When to cut corners

I’ve had a lot of different law firms on the other side of the v from us over the years, and have frequently observed that some firms seem to have several different levels of briefing quality. When we file a deadly summary judgment motion, we see their best work in the opposition brief. When we file a motion for leave to file supplemental authority, and they oppose it (?!), we see something very different: typos, no attention to formatting, sentences that read as dictated-but-not-read, and so on. There is some superficial logic to this: they are focusing their energy on the more critical briefs and issues, and cutting corners with the less critical ones. Even if you, the reader, don’t exactly “cut corners,” you may well pay less attention to “minor” briefs than major ones.

Not paying full attention to minor briefs is a mistake. It is a missed opportunity to advance your themes.
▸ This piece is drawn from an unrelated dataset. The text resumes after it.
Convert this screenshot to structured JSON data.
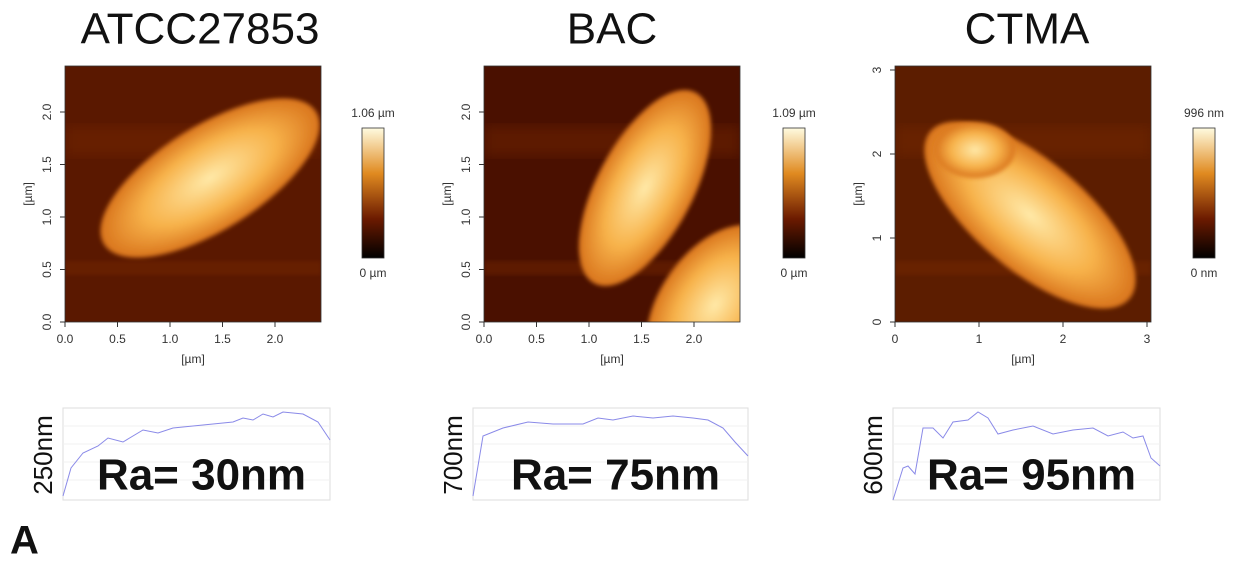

And it may well impair your ability to persuade the judge when the time comes to file a really important brief. When we observe someone behaving in a certain way, we tend to assume that they are behaving that way because of a fundamental trait of their character. If we see a strange man curse and kick a rock, we tend to conclude that he is an angry and violence-prone person. (If we curse and kick a rock, we tend to explain the action by present circumstances: I kicked the rock because I’m late and I can’t remember if I’m supposed to be at 250 East Main or 250 West Main; anyone would kick a rock in this situation.) This is known as the fundamental attribution error.

When you file a sloppy brief about a minor issue, you risk having the judge conclude that you are a careless lawyer (rather than that you just chose not to spend a lot of effort on the issue, or ran out of time because your computer crashed, or had some other situation-specific reason). Once branded as careless, you’ll have a hard time climbing out of that hole. The judge may evaluate your later masterpiece with a more critical eye as a result. Of course, you might get away with it—judges remember your particular case in between motions that require their attention less than you might think—but you probably don’t want to count on that.